Here’s a recipe to quench your sweet tooth, because I sense it has been feeling ignored over the past few posts. Bones, avocados and fish are all good, but desserts, for some reason, are always the superstar.
Pudding is a great type of dessert, as it is very versatile. It can be raw or cooked like a custard, it can be smooth or textured (like our local rezz b7aleeb / رزّ بحليب , or rice milk pudding), it can be light and fluffy (on the mousse side), runny, jelly like, or firm as a soft cake. Ultimately, it can be mixed or topped with a choice of fruits, nuts, cookies,… You can really unleash your creativity in puddings.

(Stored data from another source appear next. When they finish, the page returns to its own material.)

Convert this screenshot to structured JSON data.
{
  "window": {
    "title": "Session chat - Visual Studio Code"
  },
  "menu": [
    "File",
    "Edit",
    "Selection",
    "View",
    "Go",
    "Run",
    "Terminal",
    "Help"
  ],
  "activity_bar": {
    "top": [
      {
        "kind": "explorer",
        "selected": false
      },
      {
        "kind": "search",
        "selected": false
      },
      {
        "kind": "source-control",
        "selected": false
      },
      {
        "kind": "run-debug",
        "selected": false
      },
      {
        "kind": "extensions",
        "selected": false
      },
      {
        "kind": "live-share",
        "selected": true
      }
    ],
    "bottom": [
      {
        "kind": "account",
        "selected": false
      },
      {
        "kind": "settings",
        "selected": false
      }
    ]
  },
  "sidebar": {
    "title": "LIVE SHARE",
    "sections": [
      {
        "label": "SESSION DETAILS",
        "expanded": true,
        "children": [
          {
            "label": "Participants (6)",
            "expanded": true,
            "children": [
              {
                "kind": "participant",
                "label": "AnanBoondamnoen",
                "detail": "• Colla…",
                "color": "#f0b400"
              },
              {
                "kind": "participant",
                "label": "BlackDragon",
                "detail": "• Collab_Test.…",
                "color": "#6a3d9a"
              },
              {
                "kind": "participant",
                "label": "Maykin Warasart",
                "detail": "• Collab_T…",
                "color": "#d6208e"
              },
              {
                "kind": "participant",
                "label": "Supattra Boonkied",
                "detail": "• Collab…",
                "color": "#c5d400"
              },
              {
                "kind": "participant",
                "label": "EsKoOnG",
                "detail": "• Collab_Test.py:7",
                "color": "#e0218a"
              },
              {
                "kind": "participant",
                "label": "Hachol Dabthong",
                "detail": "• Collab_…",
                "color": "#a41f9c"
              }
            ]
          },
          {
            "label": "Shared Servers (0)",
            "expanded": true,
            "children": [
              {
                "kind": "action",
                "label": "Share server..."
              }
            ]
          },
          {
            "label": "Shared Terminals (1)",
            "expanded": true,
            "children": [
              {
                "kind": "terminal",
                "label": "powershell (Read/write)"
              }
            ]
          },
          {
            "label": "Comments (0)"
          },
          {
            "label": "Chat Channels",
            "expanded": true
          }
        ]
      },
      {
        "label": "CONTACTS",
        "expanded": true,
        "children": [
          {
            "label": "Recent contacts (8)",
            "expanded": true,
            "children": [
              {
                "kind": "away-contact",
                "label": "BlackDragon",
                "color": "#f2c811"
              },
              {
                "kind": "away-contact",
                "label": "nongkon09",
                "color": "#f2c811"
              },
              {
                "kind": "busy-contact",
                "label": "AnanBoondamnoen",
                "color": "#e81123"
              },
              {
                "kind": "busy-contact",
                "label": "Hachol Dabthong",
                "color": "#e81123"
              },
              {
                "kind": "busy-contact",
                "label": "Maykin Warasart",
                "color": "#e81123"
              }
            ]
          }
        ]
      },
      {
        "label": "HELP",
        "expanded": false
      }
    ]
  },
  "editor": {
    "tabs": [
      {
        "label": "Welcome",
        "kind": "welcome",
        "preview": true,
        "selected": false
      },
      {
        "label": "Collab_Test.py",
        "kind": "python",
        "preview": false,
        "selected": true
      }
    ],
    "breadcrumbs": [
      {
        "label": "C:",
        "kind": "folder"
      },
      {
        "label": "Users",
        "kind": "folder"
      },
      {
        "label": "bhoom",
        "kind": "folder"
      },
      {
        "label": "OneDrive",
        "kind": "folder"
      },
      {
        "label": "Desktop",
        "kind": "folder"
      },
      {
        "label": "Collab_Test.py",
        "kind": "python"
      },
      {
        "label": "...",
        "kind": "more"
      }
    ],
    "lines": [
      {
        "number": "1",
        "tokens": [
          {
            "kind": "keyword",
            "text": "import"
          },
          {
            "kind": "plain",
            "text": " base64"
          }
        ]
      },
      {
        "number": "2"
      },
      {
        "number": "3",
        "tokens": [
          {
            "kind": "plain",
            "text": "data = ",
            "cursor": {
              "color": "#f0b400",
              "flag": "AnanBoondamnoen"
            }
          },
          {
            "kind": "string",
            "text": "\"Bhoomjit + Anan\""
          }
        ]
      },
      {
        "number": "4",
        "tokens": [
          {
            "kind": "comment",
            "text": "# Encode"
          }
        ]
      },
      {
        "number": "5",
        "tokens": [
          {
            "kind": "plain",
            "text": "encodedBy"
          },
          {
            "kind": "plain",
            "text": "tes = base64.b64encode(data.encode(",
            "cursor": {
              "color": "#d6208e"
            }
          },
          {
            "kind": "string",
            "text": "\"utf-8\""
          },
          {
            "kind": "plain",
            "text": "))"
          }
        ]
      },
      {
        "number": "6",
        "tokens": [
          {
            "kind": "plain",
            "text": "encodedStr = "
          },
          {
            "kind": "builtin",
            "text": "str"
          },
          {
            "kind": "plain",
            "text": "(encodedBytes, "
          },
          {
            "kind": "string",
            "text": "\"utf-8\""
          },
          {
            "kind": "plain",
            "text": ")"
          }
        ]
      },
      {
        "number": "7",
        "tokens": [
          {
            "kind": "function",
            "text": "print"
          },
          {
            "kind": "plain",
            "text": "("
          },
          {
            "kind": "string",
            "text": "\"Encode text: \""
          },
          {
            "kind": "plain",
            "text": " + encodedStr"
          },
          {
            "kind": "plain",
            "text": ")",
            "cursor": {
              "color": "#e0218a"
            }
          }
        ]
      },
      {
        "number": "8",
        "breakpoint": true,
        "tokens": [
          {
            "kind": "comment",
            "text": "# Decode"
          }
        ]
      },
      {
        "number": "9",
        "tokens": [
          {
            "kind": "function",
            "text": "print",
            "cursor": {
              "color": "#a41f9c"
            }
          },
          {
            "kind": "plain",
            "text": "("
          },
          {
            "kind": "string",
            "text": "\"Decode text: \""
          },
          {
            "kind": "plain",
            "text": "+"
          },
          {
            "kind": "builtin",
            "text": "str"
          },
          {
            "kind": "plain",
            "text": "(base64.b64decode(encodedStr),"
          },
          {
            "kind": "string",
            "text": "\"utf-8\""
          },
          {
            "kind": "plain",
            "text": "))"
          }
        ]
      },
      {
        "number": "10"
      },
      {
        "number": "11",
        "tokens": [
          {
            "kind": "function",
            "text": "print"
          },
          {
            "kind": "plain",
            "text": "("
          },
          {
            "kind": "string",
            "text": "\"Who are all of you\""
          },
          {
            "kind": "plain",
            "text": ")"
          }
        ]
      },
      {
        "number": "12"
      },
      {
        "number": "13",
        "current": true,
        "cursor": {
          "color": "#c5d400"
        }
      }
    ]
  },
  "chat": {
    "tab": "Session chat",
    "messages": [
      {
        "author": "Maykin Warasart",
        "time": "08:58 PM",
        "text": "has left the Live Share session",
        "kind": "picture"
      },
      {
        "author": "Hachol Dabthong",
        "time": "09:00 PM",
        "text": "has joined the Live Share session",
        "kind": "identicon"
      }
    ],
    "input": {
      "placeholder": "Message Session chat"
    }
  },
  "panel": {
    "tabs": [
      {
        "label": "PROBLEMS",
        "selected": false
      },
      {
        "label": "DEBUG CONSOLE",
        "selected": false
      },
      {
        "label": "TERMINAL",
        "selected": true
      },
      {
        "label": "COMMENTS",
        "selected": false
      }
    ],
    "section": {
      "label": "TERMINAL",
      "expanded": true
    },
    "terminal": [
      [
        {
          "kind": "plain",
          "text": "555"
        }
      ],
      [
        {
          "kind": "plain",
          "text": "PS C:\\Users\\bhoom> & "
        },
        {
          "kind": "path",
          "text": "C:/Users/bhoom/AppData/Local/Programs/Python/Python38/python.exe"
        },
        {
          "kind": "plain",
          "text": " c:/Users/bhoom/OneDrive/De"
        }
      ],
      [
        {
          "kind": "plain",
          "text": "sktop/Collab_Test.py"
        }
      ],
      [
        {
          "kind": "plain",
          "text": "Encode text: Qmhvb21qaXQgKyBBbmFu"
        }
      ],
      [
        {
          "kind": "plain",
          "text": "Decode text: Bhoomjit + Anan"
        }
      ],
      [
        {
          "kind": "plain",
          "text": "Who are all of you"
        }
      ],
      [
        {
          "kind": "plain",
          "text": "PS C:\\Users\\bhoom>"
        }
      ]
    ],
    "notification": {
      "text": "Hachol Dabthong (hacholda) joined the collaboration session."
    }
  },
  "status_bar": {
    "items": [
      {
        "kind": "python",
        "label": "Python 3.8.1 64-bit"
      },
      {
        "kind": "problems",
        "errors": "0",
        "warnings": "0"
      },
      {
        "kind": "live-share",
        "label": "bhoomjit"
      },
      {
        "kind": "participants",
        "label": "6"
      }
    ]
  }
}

I invented this (very) simple pudding one day, improvising a snack for Karma with some leftover quinoa I had cooked for a tabboule. It was an instant hit, and it brought me to make it every now and then, as a wholesome dessert (that happens to be gluten and dairy free, in addition to using whole grains and not plain starch like most puddings).
- 1 cup cooked quinoa (⅔ cup uncooked)
- 2 large bananas (preferably ripe)
- 2 tbsp cocoa powder
- Up to ½ tbsp grape molasses (less if bananas are very ripe)
- ¼ tsp ground cinnamon
- Wash the quinoa thoroughly 2 to 3 times (to remove saponins that make them bitter).
- Transfer to small pot and cover generously with water.
- Bring to boil, then reduce heat and simmer for about 15 min.
- Drain quinoa and put in a powered blender.
- Add bananas in large pieces, cocoa, molasses and cinnamon.
- Blend to reach desired consistency (I like it a tidbit textured).
- Pour in individual bowls and serve, or chill.